–Vine a entrevistar a Black Sabath, soy un periodista. No soy un…
–¿No sos un qué?
–Un groupie
–Nosotras no somos groupies. Nosotras estamos por la música. Nosotras la inspiramos.
Kate Hudson con sus rulos angelados y su estilo setentoso fue soñada por generaciones. La película que nunca se va de la memoria de la fan, del rockero, del periodismo resuena en el fondo de la cabeza de –generalicemos– todxs quienes fueron público en un show de rock. Casi Famosos, esa autobiografía de Cameron Crowe que se estrenó en el 2000, habla del rol desigual entre esos músicos y las fans y, entre ellxs, el periodista como la otra cara de la fan. El camarín como el lugar máximo donde el erotismo está ligado al misterio del creador, del músico como objeto ante el cual se orbita para intentar descifrar quién es de verdad ese que nos hace vibrar y amar, así, a “una tonta y simple canción de rock”.

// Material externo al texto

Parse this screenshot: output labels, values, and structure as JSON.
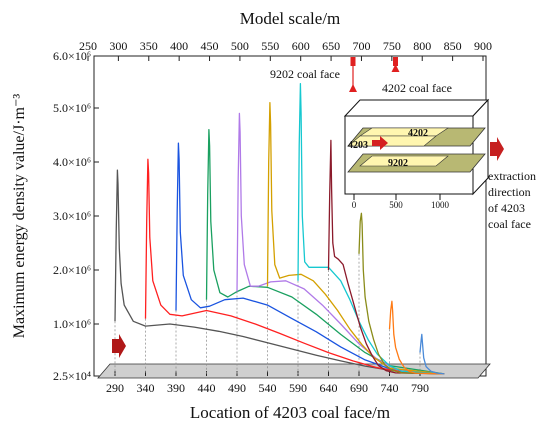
{
  "chart_data": {
    "type": "line",
    "xlabel": "Location of 4203 coal face/m",
    "top_xlabel": "Model scale/m",
    "ylabel": "Maximum energy density value/J·m⁻³",
    "x_ticks": [
      290,
      340,
      390,
      440,
      490,
      540,
      590,
      640,
      690,
      740,
      790
    ],
    "top_ticks": [
      250,
      300,
      350,
      400,
      450,
      500,
      550,
      600,
      650,
      700,
      750,
      800,
      850,
      900
    ],
    "y_ticks": [
      "2.5×10⁴",
      "1.0×10⁶",
      "2.0×10⁶",
      "3.0×10⁶",
      "4.0×10⁶",
      "5.0×10⁶",
      "6.0×10⁶"
    ],
    "ylim": [
      0,
      6000000
    ],
    "series": [
      {
        "color": "#555555",
        "x": [
          290,
          292,
          294,
          295,
          297,
          300,
          305,
          320,
          340,
          380,
          420,
          460,
          500,
          540,
          580,
          620,
          660,
          700,
          740,
          780,
          830
        ],
        "y": [
          1050000,
          2700000,
          3850000,
          3600000,
          2400000,
          1750000,
          1350000,
          1050000,
          960000,
          1000000,
          940000,
          860000,
          760000,
          640000,
          520000,
          400000,
          290000,
          190000,
          110000,
          60000,
          40000
        ]
      },
      {
        "color": "#ff2020",
        "x": [
          340,
          342,
          344,
          345,
          347,
          352,
          365,
          380,
          400,
          440,
          480,
          520,
          560,
          600,
          640,
          680,
          720,
          760,
          830
        ],
        "y": [
          1100000,
          2900000,
          4050000,
          3800000,
          2600000,
          1800000,
          1350000,
          1180000,
          1150000,
          1250000,
          1150000,
          1000000,
          820000,
          630000,
          450000,
          290000,
          160000,
          80000,
          40000
        ]
      },
      {
        "color": "#1a54e0",
        "x": [
          390,
          392,
          394,
          395,
          397,
          402,
          415,
          430,
          445,
          470,
          500,
          540,
          580,
          620,
          660,
          700,
          740,
          830
        ],
        "y": [
          1250000,
          3100000,
          4350000,
          4050000,
          2700000,
          1900000,
          1450000,
          1300000,
          1330000,
          1450000,
          1480000,
          1350000,
          1100000,
          850000,
          560000,
          310000,
          140000,
          40000
        ]
      },
      {
        "color": "#1aa060",
        "x": [
          440,
          442,
          444,
          445,
          447,
          452,
          462,
          475,
          490,
          510,
          540,
          580,
          620,
          660,
          700,
          740,
          830
        ],
        "y": [
          1450000,
          3400000,
          4600000,
          4300000,
          2900000,
          2000000,
          1580000,
          1500000,
          1600000,
          1700000,
          1680000,
          1500000,
          1180000,
          800000,
          450000,
          200000,
          40000
        ]
      },
      {
        "color": "#b07ae8",
        "x": [
          490,
          492,
          494,
          495,
          497,
          502,
          512,
          525,
          545,
          570,
          600,
          630,
          660,
          690,
          720,
          750,
          830
        ],
        "y": [
          1600000,
          3700000,
          4900000,
          4550000,
          3000000,
          2100000,
          1700000,
          1700000,
          1780000,
          1800000,
          1650000,
          1350000,
          1000000,
          620000,
          320000,
          130000,
          40000
        ]
      },
      {
        "color": "#d4a000",
        "x": [
          540,
          542,
          544,
          545,
          547,
          552,
          560,
          575,
          595,
          615,
          635,
          655,
          675,
          695,
          715,
          740,
          830
        ],
        "y": [
          1700000,
          4000000,
          5100000,
          4700000,
          3100000,
          2100000,
          1850000,
          1900000,
          1920000,
          1800000,
          1550000,
          1250000,
          900000,
          600000,
          350000,
          150000,
          40000
        ]
      },
      {
        "color": "#16c8d0",
        "x": [
          590,
          592,
          594,
          595,
          597,
          601,
          608,
          620,
          640,
          660,
          675,
          690,
          705,
          720,
          740,
          760,
          830
        ],
        "y": [
          1800000,
          4300000,
          5450000,
          4900000,
          3000000,
          2150000,
          2050000,
          2050000,
          2050000,
          1800000,
          1450000,
          1050000,
          700000,
          420000,
          200000,
          90000,
          40000
        ]
      },
      {
        "color": "#8b1a2b",
        "x": [
          640,
          642,
          644,
          645,
          647,
          650,
          656,
          664,
          672,
          682,
          692,
          702,
          712,
          722,
          735,
          750,
          830
        ],
        "y": [
          2000000,
          3400000,
          4400000,
          3500000,
          2500000,
          2250000,
          2200000,
          2100000,
          1750000,
          1350000,
          950000,
          620000,
          380000,
          200000,
          100000,
          60000,
          40000
        ]
      },
      {
        "color": "#8a8c1a",
        "x": [
          690,
          692,
          694,
          695,
          697,
          700,
          706,
          714,
          722,
          732,
          744,
          760,
          830
        ],
        "y": [
          2300000,
          2900000,
          3050000,
          2850000,
          2000000,
          1500000,
          1050000,
          700000,
          420000,
          220000,
          110000,
          60000,
          40000
        ]
      },
      {
        "color": "#ff7a14",
        "x": [
          740,
          742,
          744,
          745,
          747,
          750,
          756,
          764,
          772,
          782,
          830
        ],
        "y": [
          900000,
          1250000,
          1420000,
          1250000,
          800000,
          550000,
          320000,
          170000,
          90000,
          55000,
          40000
        ]
      },
      {
        "color": "#4a8ad8",
        "x": [
          790,
          792,
          793,
          794,
          796,
          800,
          808,
          818,
          830
        ],
        "y": [
          450000,
          700000,
          800000,
          650000,
          350000,
          180000,
          90000,
          55000,
          40000
        ]
      }
    ],
    "annotations": {
      "label_9202": "9202 coal face",
      "label_4202": "4202 coal face",
      "extraction_lines": [
        "extraction",
        "direction",
        "of 4203",
        "coal face"
      ],
      "inset_label_4202": "4202",
      "inset_label_4203": "4203",
      "inset_label_9202": "9202",
      "inset_ticks": [
        "0",
        "500",
        "1000"
      ]
    }
  }
}
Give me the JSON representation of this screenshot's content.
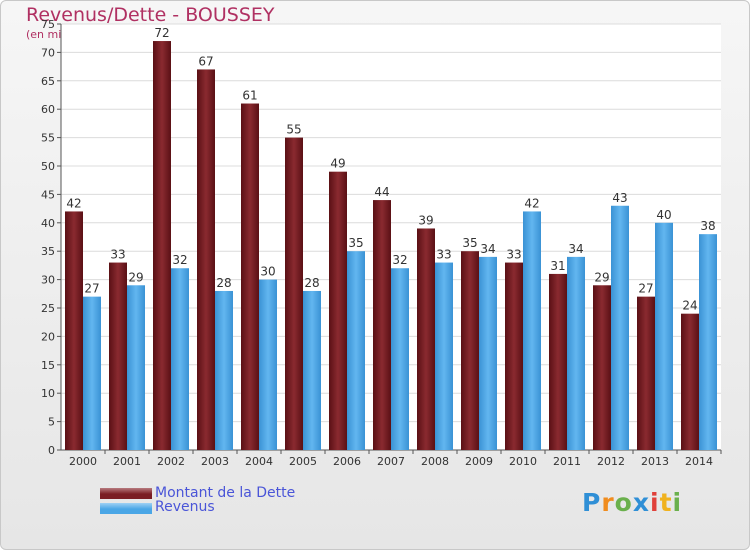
{
  "title": "Revenus/Dette - BOUSSEY",
  "subtitle": "(en milliers d'€)",
  "logo": {
    "text": "Proxiti",
    "letters": [
      "P",
      "r",
      "o",
      "x",
      "i",
      "t",
      "i"
    ],
    "colors": [
      "#2f8fd6",
      "#f08c1e",
      "#6ab04c",
      "#2f8fd6",
      "#e0403a",
      "#f0b21e",
      "#6ab04c"
    ]
  },
  "colors": {
    "dette": "#7a1e24",
    "revenus": "#4aa6e6",
    "title": "#b03062",
    "legend_text": "#4a55d8"
  },
  "chart_data": {
    "type": "bar",
    "title": "Revenus/Dette - BOUSSEY",
    "subtitle": "(en milliers d'€)",
    "xlabel": "",
    "ylabel": "",
    "ylim": [
      0,
      75
    ],
    "yticks": [
      0,
      5,
      10,
      15,
      20,
      25,
      30,
      35,
      40,
      45,
      50,
      55,
      60,
      65,
      70,
      75
    ],
    "grid": true,
    "legend": "bottom-left",
    "categories": [
      "2000",
      "2001",
      "2002",
      "2003",
      "2004",
      "2005",
      "2006",
      "2007",
      "2008",
      "2009",
      "2010",
      "2011",
      "2012",
      "2013",
      "2014"
    ],
    "series": [
      {
        "name": "Montant de la Dette",
        "color": "#7a1e24",
        "values": [
          42,
          33,
          72,
          67,
          61,
          55,
          49,
          44,
          39,
          35,
          33,
          31,
          29,
          27,
          24
        ]
      },
      {
        "name": "Revenus",
        "color": "#4aa6e6",
        "values": [
          27,
          29,
          32,
          28,
          30,
          28,
          35,
          32,
          33,
          34,
          42,
          34,
          43,
          40,
          38
        ]
      }
    ]
  }
}
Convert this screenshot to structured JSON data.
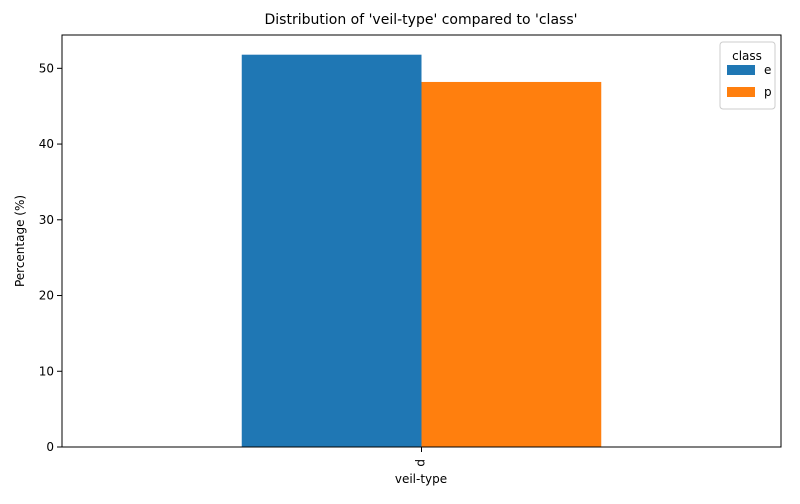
{
  "chart_data": {
    "type": "bar",
    "title": "Distribution of 'veil-type' compared to 'class'",
    "xlabel": "veil-type",
    "ylabel": "Percentage (%)",
    "categories": [
      "p"
    ],
    "series": [
      {
        "name": "e",
        "values": [
          51.8
        ],
        "color": "#1f77b4"
      },
      {
        "name": "p",
        "values": [
          48.2
        ],
        "color": "#ff7f0e"
      }
    ],
    "ylim": [
      0,
      54.4
    ],
    "yticks": [
      0,
      10,
      20,
      30,
      40,
      50
    ],
    "legend": {
      "title": "class",
      "position": "top-right"
    },
    "grid": false
  }
}
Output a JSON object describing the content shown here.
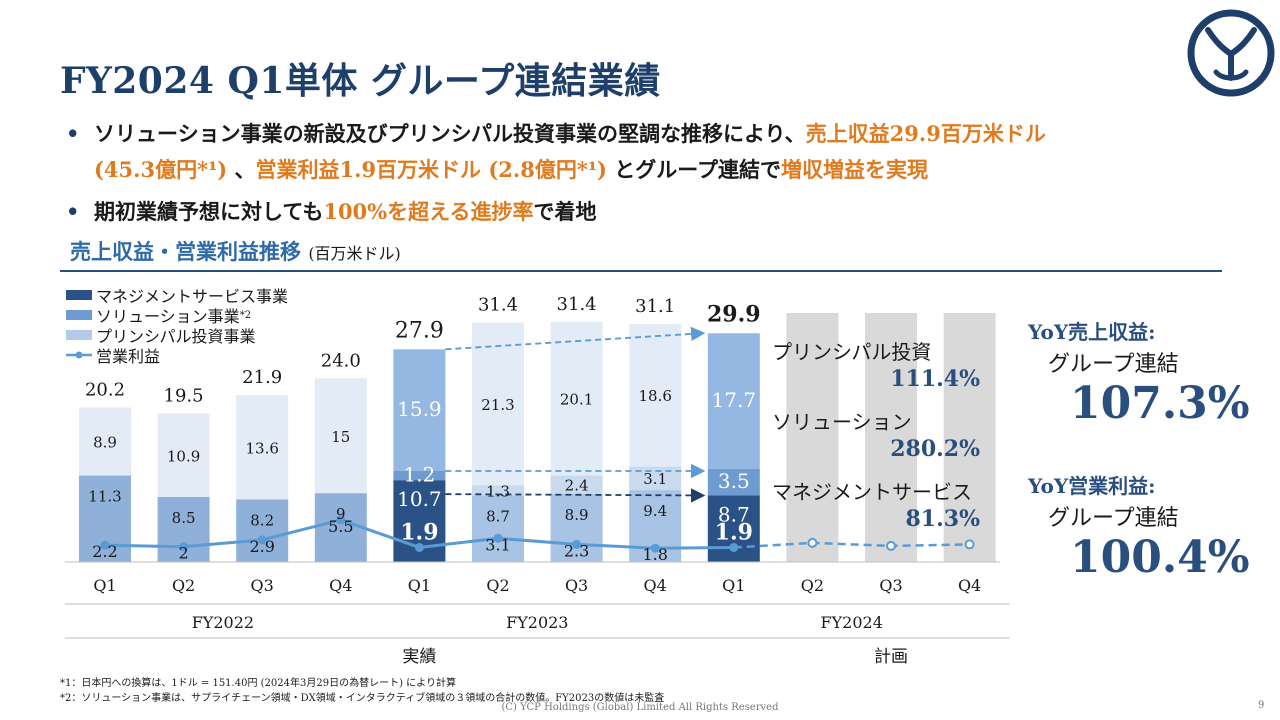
{
  "title": "FY2024 Q1単体 グループ連結業績",
  "bullets": [
    {
      "parts": [
        {
          "text": "ソリューション事業の新設及びプリンシパル投資事業の堅調な推移により、",
          "hl": false
        },
        {
          "text": "売上収益29.9百万米ドル",
          "hl": true
        }
      ]
    },
    {
      "parts": [
        {
          "text": "(45.3億円*¹)",
          "hl": true
        },
        {
          "text": " 、",
          "hl": false
        },
        {
          "text": "営業利益1.9百万米ドル (2.8億円*¹)",
          "hl": true
        },
        {
          "text": " とグループ連結で",
          "hl": false
        },
        {
          "text": "増収増益を実現",
          "hl": true
        }
      ]
    },
    {
      "parts": [
        {
          "text": "期初業績予想に対しても",
          "hl": false
        },
        {
          "text": "100%を超える進捗率",
          "hl": true
        },
        {
          "text": "で着地",
          "hl": false
        }
      ]
    }
  ],
  "chart_heading": "売上収益・営業利益推移",
  "chart_unit": "(百万米ドル)",
  "colors": {
    "management": "#2a5287",
    "solution": "#6e9bd0",
    "principal": "#d6e2f1",
    "line": "#5b9bd5",
    "plan": "#d9d9d9",
    "accent": "#e07a1f",
    "navy": "#1f3f6b"
  },
  "legend": [
    {
      "label": "マネジメントサービス事業",
      "sup": ""
    },
    {
      "label": "ソリューション事業",
      "sup": "*2"
    },
    {
      "label": "プリンシパル投資事業",
      "sup": ""
    },
    {
      "label": "営業利益",
      "sup": ""
    }
  ],
  "chart_data": {
    "type": "bar",
    "stacked": true,
    "categories": [
      "Q1",
      "Q2",
      "Q3",
      "Q4",
      "Q1",
      "Q2",
      "Q3",
      "Q4",
      "Q1",
      "Q2",
      "Q3",
      "Q4"
    ],
    "groups": [
      {
        "label": "FY2022",
        "from": 0,
        "to": 3
      },
      {
        "label": "FY2023",
        "from": 4,
        "to": 7
      },
      {
        "label": "FY2024",
        "from": 8,
        "to": 11
      }
    ],
    "super_groups": [
      {
        "label": "実績",
        "from": 0,
        "to": 8
      },
      {
        "label": "計画",
        "from": 9,
        "to": 11
      }
    ],
    "series": [
      {
        "name": "マネジメントサービス事業",
        "values": [
          11.3,
          8.5,
          8.2,
          9.0,
          10.7,
          8.7,
          8.9,
          9.4,
          8.7,
          null,
          null,
          null
        ]
      },
      {
        "name": "ソリューション事業",
        "values": [
          0,
          0,
          0,
          0,
          1.2,
          1.3,
          2.4,
          3.1,
          3.5,
          null,
          null,
          null
        ]
      },
      {
        "name": "プリンシパル投資事業",
        "values": [
          8.9,
          10.9,
          13.6,
          15.0,
          15.9,
          21.3,
          20.1,
          18.6,
          17.7,
          null,
          null,
          null
        ]
      }
    ],
    "totals": [
      "20.2",
      "19.5",
      "21.9",
      "24.0",
      "27.9",
      "31.4",
      "31.4",
      "31.1",
      "29.9",
      "",
      "",
      ""
    ],
    "operating_income": {
      "name": "営業利益",
      "values": [
        2.2,
        2.0,
        2.9,
        5.5,
        1.9,
        3.1,
        2.3,
        1.8,
        1.9,
        null,
        null,
        null
      ]
    },
    "plan_operating_income": [
      2.5,
      2.1,
      2.3
    ],
    "ylim": [
      0,
      35
    ]
  },
  "growth_labels": [
    {
      "label": "プリンシパル投資",
      "value": "111.4%"
    },
    {
      "label": "ソリューション",
      "value": "280.2%"
    },
    {
      "label": "マネジメントサービス",
      "value": "81.3%"
    }
  ],
  "yoy": [
    {
      "title": "YoY売上収益:",
      "sub": "グループ連結",
      "value": "107.3%"
    },
    {
      "title": "YoY営業利益:",
      "sub": "グループ連結",
      "value": "100.4%"
    }
  ],
  "footnotes": [
    "*1：日本円への換算は、1ドル = 151.40円 (2024年3月29日の為替レート) により計算",
    "*2：ソリューション事業は、サプライチェーン領域・DX領域・インタラクティブ領域の３領域の合計の数値。FY2023の数値は未監査"
  ],
  "copyright": "(C) YCP Holdings (Global) Limited All Rights Reserved",
  "page_number": "9"
}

En la historia del periodismo de rock hubo esos amantes de la música que odiaron ciertos shows, ciertas bandas. En la Argentina, Patricia Perea destruyó en El Expreso Imaginario un show de Serú Girán en Córdoba. A Charly García le jodió tanto, que la convirtió en groupie para su canción Peperina, mote que la persiguió toda su vida. En Obras, en 1981, dijo: “Voy a tocar un tema de una chica que le gustaba ir a habitaciones de moteles, a ver si le daban algo. Y cuando no le daban, se enojaba. Decía ‘ay estos chicos, qué mal que tocan’. Ahora vienen hasta periodistas hombres… ¡lo que es el destape, viejo!”.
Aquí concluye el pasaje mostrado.